SGT Paul Orville Neff was born 7 Mar 1916 in Cootes Store, Virginia. He was the oldest son and 3rd of 6 children born to Paul and Myrtie Ann (Fansler) Neff. His father worked as a carpenter and later farmed in the Plains District of Rockingham County on a farm he owned. In 1940 the farm was valued at $800 about half of what it would have been valued in 1930. This was true of the neighboring farms as well. Paul or Orville as the family apparently called him, was working in a marl pit probably owned by M. C. Showalter and reported a 1939 income of $780.
Paul was drafted in May 1941. At that time he would have been sent to a local/regional post and assigned to a unit. It was then that he was likely assigned to G Company 116th Infantry. He would have trained with the unit at Fort Meade, Maryland and then at Camp Blanding, Florida before shipping out for England with the unit in September 1942. Once in England the unit trained for the planned amphibious assault that was to be part of the invasion of occupied Europe. That assault finally occured on 6 Jun 1944 and it was in that effort on that day that SGT Neff was killed in action. Originally reported as missing in action, his body was later recovered and he was officially reported as being killed in action on 6 Jun 1944.

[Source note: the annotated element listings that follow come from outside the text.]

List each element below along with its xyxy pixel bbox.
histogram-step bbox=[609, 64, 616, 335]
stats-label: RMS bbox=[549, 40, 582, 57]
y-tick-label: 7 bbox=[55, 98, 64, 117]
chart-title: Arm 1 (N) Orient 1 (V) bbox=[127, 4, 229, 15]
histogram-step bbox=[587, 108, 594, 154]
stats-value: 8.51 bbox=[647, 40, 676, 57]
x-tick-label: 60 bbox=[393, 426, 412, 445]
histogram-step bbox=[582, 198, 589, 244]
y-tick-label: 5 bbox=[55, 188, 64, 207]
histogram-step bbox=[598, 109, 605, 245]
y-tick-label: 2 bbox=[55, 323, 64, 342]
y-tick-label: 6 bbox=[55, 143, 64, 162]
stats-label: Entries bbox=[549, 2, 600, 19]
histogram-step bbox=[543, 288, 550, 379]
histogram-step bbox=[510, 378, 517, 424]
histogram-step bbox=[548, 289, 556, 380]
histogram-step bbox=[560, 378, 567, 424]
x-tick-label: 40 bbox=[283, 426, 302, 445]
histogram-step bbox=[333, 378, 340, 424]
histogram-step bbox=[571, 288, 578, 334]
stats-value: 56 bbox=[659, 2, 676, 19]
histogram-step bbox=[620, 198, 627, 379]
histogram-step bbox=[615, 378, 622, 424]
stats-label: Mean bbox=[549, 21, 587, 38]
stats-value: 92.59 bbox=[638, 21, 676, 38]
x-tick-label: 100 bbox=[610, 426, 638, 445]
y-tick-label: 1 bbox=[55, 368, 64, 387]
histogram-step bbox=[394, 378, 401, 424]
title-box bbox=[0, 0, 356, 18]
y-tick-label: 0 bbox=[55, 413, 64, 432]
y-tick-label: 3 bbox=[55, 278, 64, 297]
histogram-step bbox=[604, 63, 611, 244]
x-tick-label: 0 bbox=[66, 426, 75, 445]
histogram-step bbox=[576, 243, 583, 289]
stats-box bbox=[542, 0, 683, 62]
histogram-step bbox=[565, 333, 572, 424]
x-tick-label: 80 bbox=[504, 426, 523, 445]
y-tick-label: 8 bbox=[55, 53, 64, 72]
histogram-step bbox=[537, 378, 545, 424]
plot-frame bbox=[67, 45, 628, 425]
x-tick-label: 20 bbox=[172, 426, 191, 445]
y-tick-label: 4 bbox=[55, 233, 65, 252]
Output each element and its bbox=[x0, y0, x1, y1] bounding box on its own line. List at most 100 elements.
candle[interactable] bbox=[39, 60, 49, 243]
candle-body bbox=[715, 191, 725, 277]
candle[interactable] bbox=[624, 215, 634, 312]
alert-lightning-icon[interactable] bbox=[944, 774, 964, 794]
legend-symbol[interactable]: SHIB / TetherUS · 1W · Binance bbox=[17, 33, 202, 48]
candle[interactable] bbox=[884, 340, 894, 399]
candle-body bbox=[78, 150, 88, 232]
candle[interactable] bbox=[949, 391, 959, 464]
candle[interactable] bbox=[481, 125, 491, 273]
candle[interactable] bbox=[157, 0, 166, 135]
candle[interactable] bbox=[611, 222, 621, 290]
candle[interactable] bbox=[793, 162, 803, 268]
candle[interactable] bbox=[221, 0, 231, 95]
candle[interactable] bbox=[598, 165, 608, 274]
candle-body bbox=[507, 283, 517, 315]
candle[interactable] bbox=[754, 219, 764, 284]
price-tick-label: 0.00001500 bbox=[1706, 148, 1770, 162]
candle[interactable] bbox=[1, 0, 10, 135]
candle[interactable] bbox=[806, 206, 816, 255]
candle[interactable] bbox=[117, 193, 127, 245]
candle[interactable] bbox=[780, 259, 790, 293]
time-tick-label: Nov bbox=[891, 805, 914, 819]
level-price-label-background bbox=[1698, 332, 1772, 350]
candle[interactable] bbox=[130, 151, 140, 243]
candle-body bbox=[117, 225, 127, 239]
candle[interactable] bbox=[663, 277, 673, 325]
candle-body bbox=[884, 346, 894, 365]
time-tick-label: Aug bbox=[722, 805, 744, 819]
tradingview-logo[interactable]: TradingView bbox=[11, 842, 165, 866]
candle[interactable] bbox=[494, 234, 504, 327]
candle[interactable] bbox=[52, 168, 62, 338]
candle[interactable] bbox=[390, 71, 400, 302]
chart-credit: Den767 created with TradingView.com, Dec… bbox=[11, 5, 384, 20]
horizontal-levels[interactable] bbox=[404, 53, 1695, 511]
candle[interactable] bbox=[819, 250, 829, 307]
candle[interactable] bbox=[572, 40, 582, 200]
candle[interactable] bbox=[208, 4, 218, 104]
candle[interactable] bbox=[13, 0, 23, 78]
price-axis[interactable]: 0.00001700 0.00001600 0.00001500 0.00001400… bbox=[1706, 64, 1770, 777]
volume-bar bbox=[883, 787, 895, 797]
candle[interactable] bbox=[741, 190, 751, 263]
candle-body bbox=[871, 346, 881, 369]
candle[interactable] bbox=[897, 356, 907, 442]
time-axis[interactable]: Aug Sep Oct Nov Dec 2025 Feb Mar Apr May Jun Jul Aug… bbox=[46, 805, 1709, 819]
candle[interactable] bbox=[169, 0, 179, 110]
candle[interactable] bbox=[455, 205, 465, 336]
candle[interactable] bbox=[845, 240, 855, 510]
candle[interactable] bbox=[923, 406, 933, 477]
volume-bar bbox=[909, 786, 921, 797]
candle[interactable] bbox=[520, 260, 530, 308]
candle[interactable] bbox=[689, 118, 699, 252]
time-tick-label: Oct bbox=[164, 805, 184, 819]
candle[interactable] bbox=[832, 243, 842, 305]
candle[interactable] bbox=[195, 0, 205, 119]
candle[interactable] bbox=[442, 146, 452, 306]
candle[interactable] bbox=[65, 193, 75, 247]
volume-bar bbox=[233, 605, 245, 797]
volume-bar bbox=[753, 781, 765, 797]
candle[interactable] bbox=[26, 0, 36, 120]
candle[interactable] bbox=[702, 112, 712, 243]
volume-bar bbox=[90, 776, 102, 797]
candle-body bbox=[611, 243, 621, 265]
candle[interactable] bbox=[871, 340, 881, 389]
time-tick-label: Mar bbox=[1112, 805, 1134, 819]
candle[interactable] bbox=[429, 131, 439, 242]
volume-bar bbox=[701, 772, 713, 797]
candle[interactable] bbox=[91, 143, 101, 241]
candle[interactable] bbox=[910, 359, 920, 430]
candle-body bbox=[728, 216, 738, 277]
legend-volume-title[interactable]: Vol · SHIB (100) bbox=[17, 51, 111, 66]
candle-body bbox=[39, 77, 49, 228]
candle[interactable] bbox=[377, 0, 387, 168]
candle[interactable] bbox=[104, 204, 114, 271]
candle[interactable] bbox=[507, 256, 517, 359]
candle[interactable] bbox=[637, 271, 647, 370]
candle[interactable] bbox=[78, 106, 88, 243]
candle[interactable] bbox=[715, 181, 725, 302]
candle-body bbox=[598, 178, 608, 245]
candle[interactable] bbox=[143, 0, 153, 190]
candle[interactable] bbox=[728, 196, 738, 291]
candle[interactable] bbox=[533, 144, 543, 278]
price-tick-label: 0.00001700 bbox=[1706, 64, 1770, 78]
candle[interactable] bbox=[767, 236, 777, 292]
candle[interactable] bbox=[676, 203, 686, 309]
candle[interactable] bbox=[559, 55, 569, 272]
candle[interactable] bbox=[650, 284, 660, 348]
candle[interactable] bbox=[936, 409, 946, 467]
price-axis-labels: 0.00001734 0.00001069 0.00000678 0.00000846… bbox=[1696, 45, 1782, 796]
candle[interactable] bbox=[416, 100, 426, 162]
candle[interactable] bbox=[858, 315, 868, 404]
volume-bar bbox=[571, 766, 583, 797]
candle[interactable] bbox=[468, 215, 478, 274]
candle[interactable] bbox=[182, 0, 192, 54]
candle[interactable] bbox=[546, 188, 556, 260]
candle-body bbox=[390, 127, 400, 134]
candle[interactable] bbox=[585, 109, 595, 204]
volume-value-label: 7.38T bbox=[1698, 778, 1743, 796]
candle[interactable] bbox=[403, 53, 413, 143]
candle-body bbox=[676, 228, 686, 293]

SGT Neff was repatriated in 1948 and re-interred in Arlington National Cemetery in Arlington, Virginia.
Paul's sister, Helen Virginia Neff, had married William Luther Crider who was also drafted and was serving in Italy in B Company 19th Infantry (the same unit as Audie Murphy) when he was killed by friendly fire on 26 May 1944. Thus the family had lost 2 men in the space of 11 days. Paul's brother, Linden Fansler Neff, served in the U. S. Marine Corps in Searchlight Battery, 5th AntiAircraft Artillery Battalion in the Pacific theater.